I had the opportunity to catch lunch with Tim Grace the other day. There are lots of winemakers floating around the city, but Tim is one of the few (if not the only) who produces wine not in Napa or Sonoma, but in Tuscany. Better yet, Il Molino di Grace, his winery and property near the town of Panzano, produces some of the most delicious Chiantis on the market. Tim lives with his family here in SF--his kids are in school here--but makes frequent trips back and forth to the Tuscan estate and to sell his wine around Italy.

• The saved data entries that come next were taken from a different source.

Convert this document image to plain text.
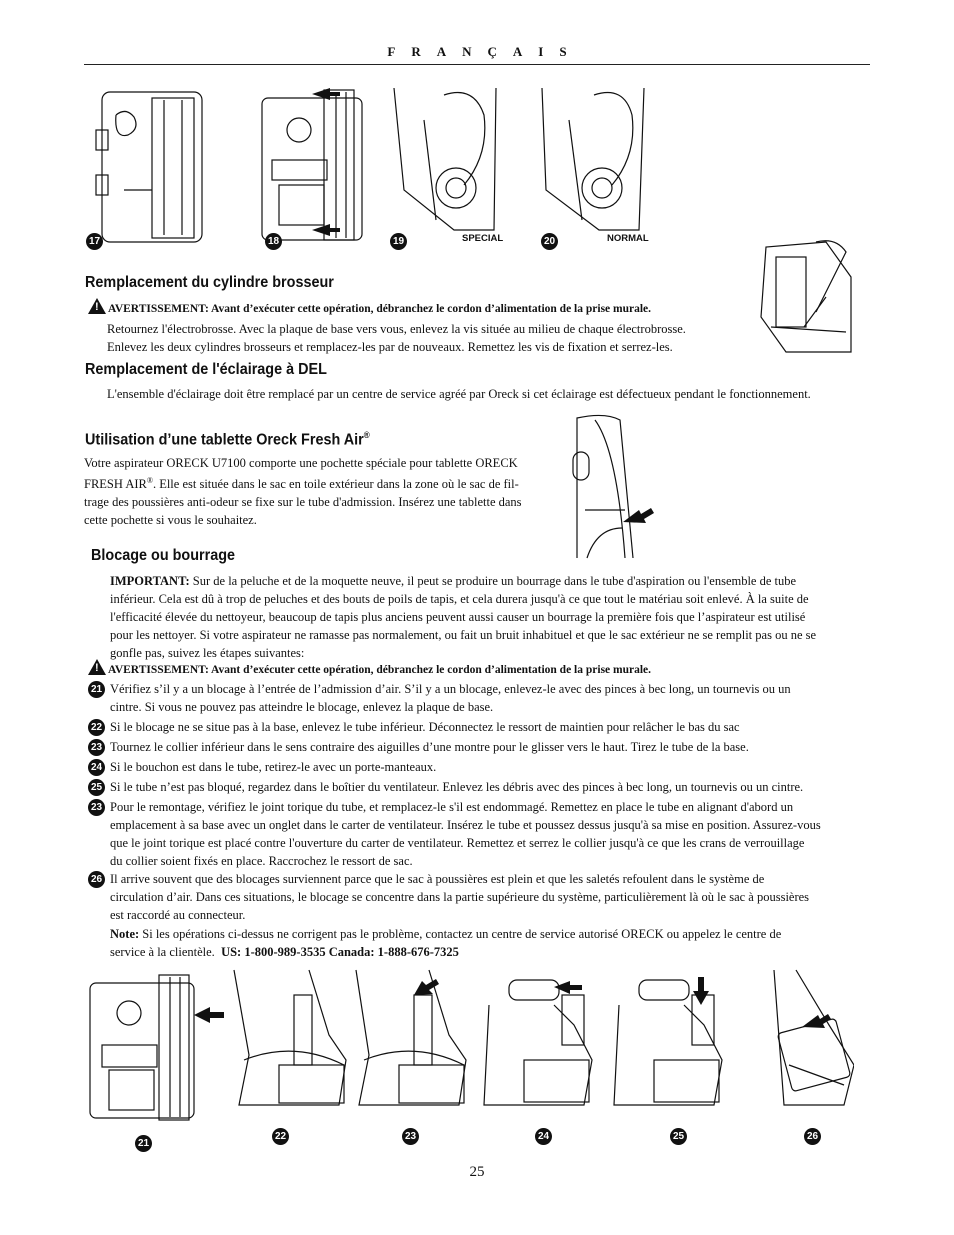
F R A N Ç A I S
17	18	19	SPECIAL	20	NORMAL
Remplacement du cylindre brosseur
!AVERTISSEMENT: Avant d’exécuter cette opération, débranchez le cordon d’alimentation de la prise murale.
Retournez l'électrobrosse. Avec la plaque de base vers vous, enlevez la vis située au milieu de chaque électrobrosse.
Enlevez les deux cylindres brosseurs et remplacez-les par de nouveaux. Remettez les vis de fixation et serrez-les.
Remplacement de l'éclairage à DEL
L'ensemble d'éclairage doit être remplacé par un centre de service agréé par Oreck si cet éclairage est défectueux pendant le fonctionnement.
Utilisation d’une tablette Oreck Fresh Air®
Votre aspirateur ORECK U7100 comporte une pochette spéciale pour tablette ORECK
FRESH AIR®. Elle est située dans le sac en toile extérieur dans la zone où le sac de fil-
trage des poussières anti-odeur se fixe sur le tube d'admission. Insérez une tablette dans
cette pochette si vous le souhaitez.
Blocage ou bourrage
IMPORTANT: Sur de la peluche et de la moquette neuve, il peut se produire un bourrage dans le tube d'aspiration ou l'ensemble de tube
inférieur. Cela est dû à trop de peluches et des bouts de poils de tapis, et cela durera jusqu'à ce que tout le matériau soit enlevé. À la suite de
l'efficacité élevée du nettoyeur, beaucoup de tapis plus anciens peuvent aussi causer un bourrage la première fois que l’aspirateur est utilisé
pour les nettoyer. Si votre aspirateur ne ramasse pas normalement, ou fait un bruit inhabituel et que le sac extérieur ne se remplit pas ou ne se
gonfle pas, suivez les étapes suivantes:
!AVERTISSEMENT: Avant d’exécuter cette opération, débranchez le cordon d’alimentation de la prise murale.
21 Vérifiez s’il y a un blocage à l’entrée de l’admission d’air. S’il y a un blocage, enlevez-le avec des pinces à bec long, un tournevis ou un
cintre. Si vous ne pouvez pas atteindre le blocage, enlevez la plaque de base.
22 Si le blocage ne se situe pas à la base, enlevez le tube inférieur. Déconnectez le ressort de maintien pour relâcher le bas du sac
23 Tournez le collier inférieur dans le sens contraire des aiguilles d’une montre pour le glisser vers le haut. Tirez le tube de la base.
24 Si le bouchon est dans le tube, retirez-le avec un porte-manteaux.
25 Si le tube n’est pas bloqué, regardez dans le boîtier du ventilateur. Enlevez les débris avec des pinces à bec long, un tournevis ou un cintre.
23 Pour le remontage, vérifiez le joint torique du tube, et remplacez-le s'il est endommagé. Remettez en place le tube en alignant d'abord un
emplacement à sa base avec un onglet dans le carter de ventilateur. Insérez le tube et poussez dessus jusqu'à sa mise en position. Assurez-vous
que le joint torique est placé contre l'ouverture du carter de ventilateur. Remettez et serrez le collier jusqu'à ce que les crans de verrouillage
du collier soient fixés en place. Raccrochez le ressort de sac.
26 Il arrive souvent que des blocages surviennent parce que le sac à poussières est plein et que les saletés refoulent dans le système de
circulation d’air. Dans ces situations, le blocage se concentre dans la partie supérieure du système, particulièrement là où le sac à poussières
est raccordé au connecteur.
Note: Si les opérations ci-dessus ne corrigent pas le problème, contactez un centre de service autorisé ORECK ou appelez le centre de
service à la clientèle. US: 1-800-989-3535 Canada: 1-888-676-7325
21
22	23	24	25	26
25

What I liked so much about the wine is that it's not made with a lot of new world flash, the so-called "international style." While there's good fruit and a little bit of oak, it seems the grace varieties all speak for themselves with too much winemaking embellishment. There's a fair proportion of Merlot in a lot of the wines--a fairly modern phenomenon--yet I find that it doesn't cloud the flavor so much as enhance the depth and density of the Sangiovese, Chianti's dominant grape.
I was particularly pleased with "Il Volano" and inexpensive quaffer that sees only stainless steel tank. Yet it's as round, bright and straightforward as you'd want for any Tuesday night pasta wine. The Chianti Classico and two CC Riservas are both excellent. One of the Riservas, tagged "Il Margone" is literally a harvest selection, where the most picture perfect grapes go into this wine. Really deep, pithy and delicious. Finally, there's the Super Tuscan wine Gratius, a dark, 100% Sangiovese beauty. It's got a fair amount of barrel on it, but the Sangiovese--grown on a steep, high altitude vineyard in the Tuscan hills--can handle it, and the notes of dark cherry, blackberry, dark chocolate, coffee and pepper are undeniable.
Glad to have Tim in SF, but equally happy to have him over there, making great Tuscan wines for us. Look for his bottles at the Jug Shop, K&L, Blackwells, and Plumpjack and especially at the new Piazza Market on North Beach, which, Tim says, just stocked up. Or else order a glass at District, Rose Pistola, Kokkari or Jardinere.